Many owners love the center-of-their-universe role because it makes them feel essential, needed, etc. If the owner has a sizable ego (and just about all successful entrepreneurs do) there are few professional scenarios that can feed that ego better than this arrangement. We've observed a number of companies set up where the owner would choose to even sacrifice revenue & profit maximization to retain his or her place as THE crucial player at their company. They often consciously or unconsciously choose to feed their egos over growing their businesses beyond what they can personally manage.

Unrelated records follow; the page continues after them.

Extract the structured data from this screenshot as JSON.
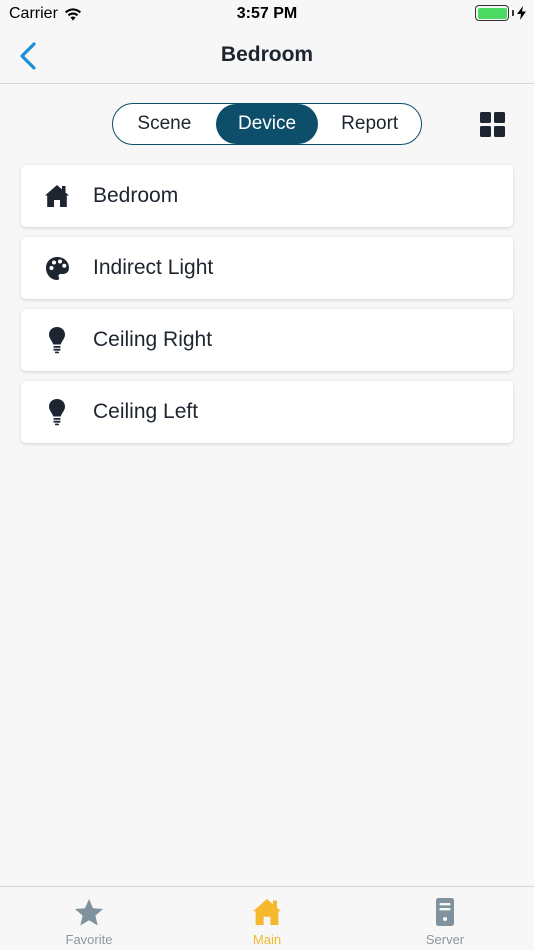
{
  "status_bar": {
    "carrier": "Carrier",
    "time": "3:57 PM"
  },
  "nav": {
    "title": "Bedroom"
  },
  "segments": [
    {
      "label": "Scene",
      "active": false
    },
    {
      "label": "Device",
      "active": true
    },
    {
      "label": "Report",
      "active": false
    }
  ],
  "devices": [
    {
      "label": "Bedroom",
      "icon": "home-icon"
    },
    {
      "label": "Indirect Light",
      "icon": "palette-icon"
    },
    {
      "label": "Ceiling Right",
      "icon": "lightbulb-icon"
    },
    {
      "label": "Ceiling Left",
      "icon": "lightbulb-icon"
    }
  ],
  "tabs": [
    {
      "label": "Favorite",
      "icon": "star-icon",
      "active": false
    },
    {
      "label": "Main",
      "icon": "home-icon",
      "active": true
    },
    {
      "label": "Server",
      "icon": "server-icon",
      "active": false
    }
  ],
  "colors": {
    "accent": "#0d4f6b",
    "tab_active": "#f5b82e",
    "tab_inactive": "#7f929e",
    "back": "#1e8ed6"
  }
}
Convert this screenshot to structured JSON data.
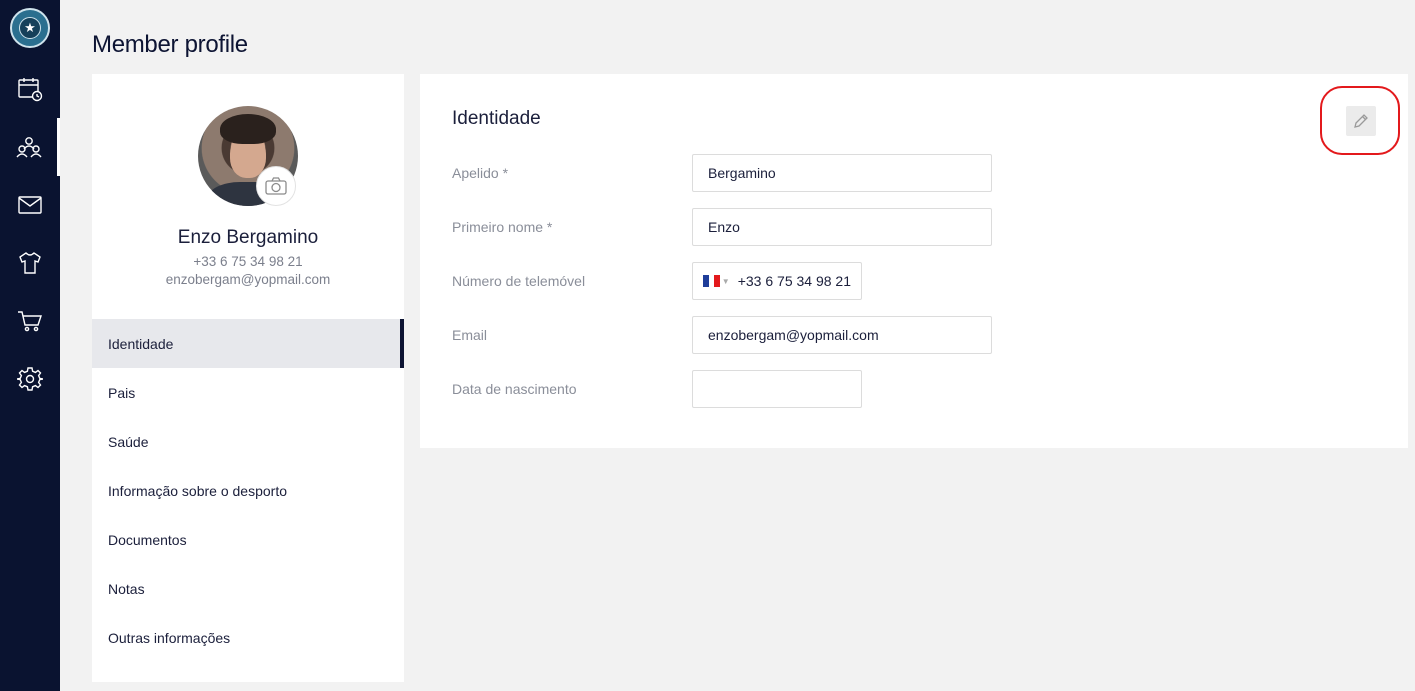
{
  "page_title": "Member profile",
  "colors": {
    "sidebar_bg": "#0a1330",
    "highlight": "#e3191c",
    "active_menu_bg": "#e7e8ec"
  },
  "sidebar": {
    "items": [
      {
        "name": "calendar",
        "icon": "calendar-clock-icon",
        "active": false
      },
      {
        "name": "members",
        "icon": "users-icon",
        "active": true
      },
      {
        "name": "messages",
        "icon": "mail-icon",
        "active": false
      },
      {
        "name": "equipment",
        "icon": "tshirt-icon",
        "active": false
      },
      {
        "name": "shop",
        "icon": "cart-icon",
        "active": false
      },
      {
        "name": "settings",
        "icon": "gear-icon",
        "active": false
      }
    ]
  },
  "profile": {
    "name": "Enzo Bergamino",
    "phone": "+33 6 75 34 98 21",
    "email": "enzobergam@yopmail.com"
  },
  "menu": {
    "items": [
      {
        "label": "Identidade",
        "active": true
      },
      {
        "label": "Pais",
        "active": false
      },
      {
        "label": "Saúde",
        "active": false
      },
      {
        "label": "Informação sobre o desporto",
        "active": false
      },
      {
        "label": "Documentos",
        "active": false
      },
      {
        "label": "Notas",
        "active": false
      },
      {
        "label": "Outras informações",
        "active": false
      }
    ]
  },
  "identity": {
    "title": "Identidade",
    "fields": {
      "last_name": {
        "label": "Apelido *",
        "value": "Bergamino"
      },
      "first_name": {
        "label": "Primeiro nome *",
        "value": "Enzo"
      },
      "mobile": {
        "label": "Número de telemóvel",
        "value": "+33 6 75 34 98 21",
        "country_flag": "france-flag-icon"
      },
      "email": {
        "label": "Email",
        "value": "enzobergam@yopmail.com"
      },
      "birth_date": {
        "label": "Data de nascimento",
        "value": ""
      }
    }
  }
}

However, in spite of how well that arrangement can seem to work- even over many years- it is an enormous liability when trying to sell the business to someone else. That culture is usually staffed by managers- executives included- who have little choice but to defer to "the boss" for all decision-making. More simply, the owner of that kind of company is often an owner of a business of followers. Chop off the head and the body won't be able to function very well... if at all. To a prospective buyer, this kind of business is loaded with risk because the owner's departure may kill a business unable to stand on its own. This can make the buyer discount your team- including whether they should even keep them as employees after the sale. If you were the buyer, how excited would you be to make a generous offer for that business? If you could discount the ambiguous value of the team, there's little left to influence your offer price but mostly depreciating assets. Allow the sacrifice the team productivity premium and you'll almost certainly end up getting offers below your most modest expectations.
Some owners who have fostered this kind of environment will try to spin prospective buyers into believing that they've long been grooming their replacement. But buyers see right through that spin. The buyer's risk is not in replacing one, lone head with another... it's in the relative strength of the whole (team) who will remain after you leave. A company overly dependent on just a few people- or just one- is a company ready to die should anything happen to those few people or that one. If you've groomed your replacement in an owner-centric enterprise, your buyer would have to take a great leap of faith that that replacement can actually do the whole job when you leave and that your replacement won't quit, die, over-exploit the importance of them remaining with the company, etc. Such risks- real or perceived- adversely slice into the buyer's offer price flexibility. They don't want to pay maximum price AND be required to take such leaps of faith. You mitigate those leaps by installing a planning culture ahead of the sale.
Delegating away all of the fundamental tasks crucial to continuing to maintain & grow a business makes the whole self-sufficient... a company that can continue to prosper long after the founder or owner has departed. It's what the owner should do anyway as most owners would prefer that their baby can live on beyond their retirement... if not for their own legacy, then for the good people they employ (who will appreciate getting to continue to have their jobs after the sale). Spreading those crucial responsibilities around to your team is viewed as diversifying risk for your buyer. Odds improve that the business can thrive after you depart and the new owner doesn't have to worry about any one (or few) players owning too many of the keys that drive ongoing success.
Some ego-driven founders or owners typically detest the idea of delegating their crucial contributions because they either believe that only THEY can do the things they do... or they can't bear the idea of eroding company dependencies on themselves (even if it is by design... to help drive the business sell premium higher). Yet it is exactly what the owner wanting to sell in the next few years should do if they want to maximize their take from the transaction.
Go into the selling process with no planning culture and you definitely will NOT get maximum offers for your company (to the contrary, such owners are always disappointed with what the market is willing to pay for their business). Buyers are just like investors- they love confidence & risk reduction. They want to see that their hard-earned money has a very favorable chance of being returned with a great profit... at the least possible risk. Demonstrate a solid planning culture over a few years PRIOR to when you want to sell your company and your plan projections for the years AFTER the sale will carry great weight with buyers. Make your team into a self-sufficient machine that no longer depends on your personal contributions and the ambiguous value they collectively support works to your benefit in negotiations. The result is much more favorable pricing.